Emergenza, un contentino e un rinvio
Stando alle notizie a caldo che giungono da Roma (alle ore 20,55 nulla è ancora molto chiaro) il Governo avrebbe accordato a Chiodi e Cialente un contentino, e deciso un rinvio. Anzi, come si dice ormai sempre, l’apertura di un tavolo. Il contentino è di tre mesi per i precari e per l’assistenza alla popolazione. Se volete, chiamatelo pure elemosina. L’ennesima, con annessa condanna all’ansia e all’impossibilità di vivere normalmente per centinaia di persone. I precari. Qui ormai si vive come i condannati nel braccio della morte, di rinvio in rinvio. Negazione totale del presente e del futuro. Devastante disvalore sociale.

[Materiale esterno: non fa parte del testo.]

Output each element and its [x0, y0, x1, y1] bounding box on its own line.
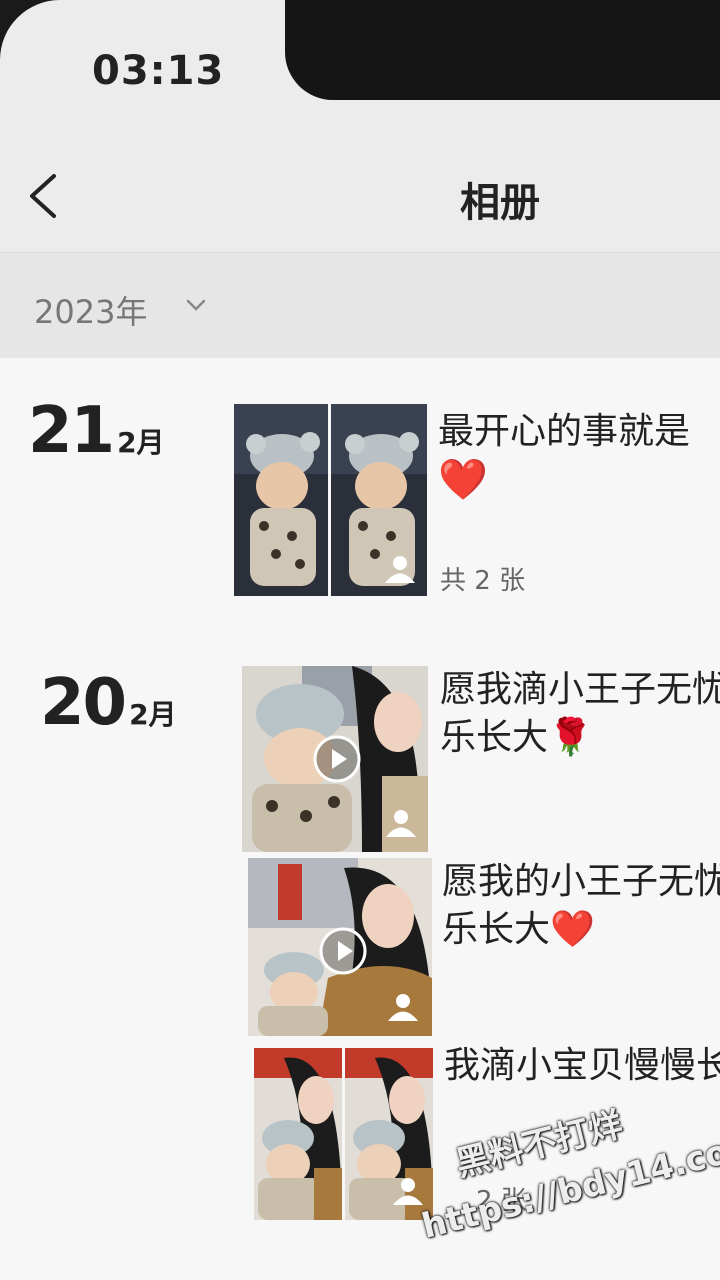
photo-thumbnail[interactable] — [234, 404, 328, 596]
person-icon — [386, 810, 416, 837]
photo-thumbnail[interactable] — [254, 1048, 342, 1220]
person-icon — [393, 1178, 423, 1205]
chevron-down-icon[interactable] — [184, 293, 208, 317]
post-caption-line2: 乐长大❤️ — [442, 909, 595, 950]
day-number: 21 — [28, 394, 115, 468]
person-icon — [385, 556, 415, 583]
back-button[interactable] — [26, 164, 66, 224]
nav-bar: 相册 — [0, 140, 720, 250]
photo-count: 共 2 张 — [440, 566, 526, 596]
status-time: 03:13 — [92, 48, 225, 94]
play-icon — [313, 735, 361, 783]
back-arrow-icon — [30, 174, 56, 218]
day-number: 20 — [40, 666, 127, 740]
day-header: 21 2月 — [28, 394, 165, 468]
photo-thumbnail[interactable] — [345, 1048, 433, 1220]
play-icon — [319, 927, 367, 975]
day-header: 20 2月 — [40, 666, 177, 740]
camera-notch — [285, 0, 720, 100]
post-caption[interactable]: 愿我的小王子无忧 — [442, 858, 720, 906]
post-caption-emoji: ❤️ — [438, 457, 488, 503]
person-icon — [388, 994, 418, 1021]
year-filter-bar: 2023年 — [0, 252, 720, 358]
post-caption[interactable]: 愿我滴小王子无忧 — [440, 666, 720, 714]
day-month: 2月 — [129, 698, 177, 731]
post-caption[interactable]: 最开心的事就是 — [438, 408, 690, 456]
page-title: 相册 — [460, 180, 540, 226]
video-thumbnail[interactable] — [242, 666, 428, 852]
post-caption-line2: 乐长大🌹 — [440, 717, 593, 758]
post-caption[interactable]: 我滴小宝贝慢慢长 — [444, 1042, 720, 1090]
day-month: 2月 — [117, 426, 165, 459]
year-selector[interactable]: 2023年 — [34, 287, 147, 333]
phone-screen: 03:13 相册 2023年 21 2月 最开心的事就是 ❤️ 共 2 张 20… — [0, 0, 720, 1280]
photo-thumbnail[interactable] — [331, 404, 427, 596]
video-thumbnail[interactable] — [248, 858, 432, 1036]
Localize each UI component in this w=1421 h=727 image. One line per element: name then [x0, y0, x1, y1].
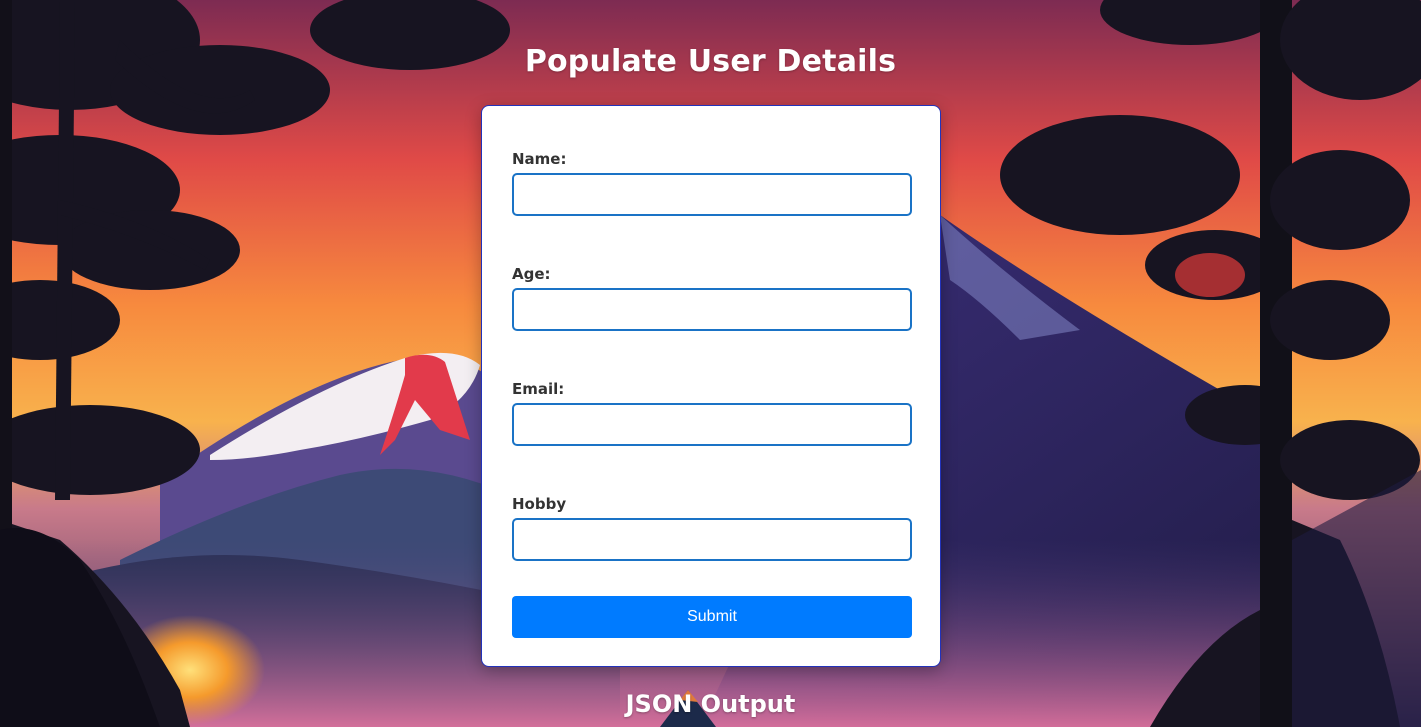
page-title: Populate User Details: [524, 44, 897, 79]
age-label: Age:: [512, 265, 551, 283]
hobby-input[interactable]: [512, 518, 912, 561]
name-input[interactable]: [512, 173, 912, 216]
name-label: Name:: [512, 150, 567, 168]
email-input[interactable]: [512, 403, 912, 446]
age-input[interactable]: [512, 288, 912, 331]
user-details-form: Name: Age: Email: Hobby Submit: [481, 105, 941, 667]
json-output-heading: JSON Output: [625, 690, 796, 718]
submit-button[interactable]: Submit: [512, 596, 912, 638]
email-label: Email:: [512, 380, 565, 398]
hobby-label: Hobby: [512, 495, 567, 513]
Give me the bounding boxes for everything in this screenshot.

L’unica notizia che – al momento – sembra sensata è la decisione di sedersi (entro i prossimi tre mesi), valutare le necessità e i costi dell’emergenza, produrre le risorse e gestirle. Se lo avessero fatto uno o due anni fa, vivremmo tutti meglio. Sapremmo quanto serve e quanto c’è, cosa e come spendere. E chi non ha futuro, avrebbe fatto la valigia per andarsene. Che poi, a chi è giovane, è la cosa più consigliabile. Posto che in questo paese, e segnatamente nel cratere, è diventato arduo sopravvivere, se non umiliandosi a chiedere e a tendere la mano. Non è vita, non è dignitoso.
A Roma, quindi, non è andata benissimo. Un compromesso? Chiamatelo così, forse è la parola giusta. Del resto, da banchieri ed economisti nessuno poteva aspettarsi miracoli. Ora il valore umano e politico di chi sta curando questa vicenda si misurerà nei fatti e sul calendario. Tre mesi volano.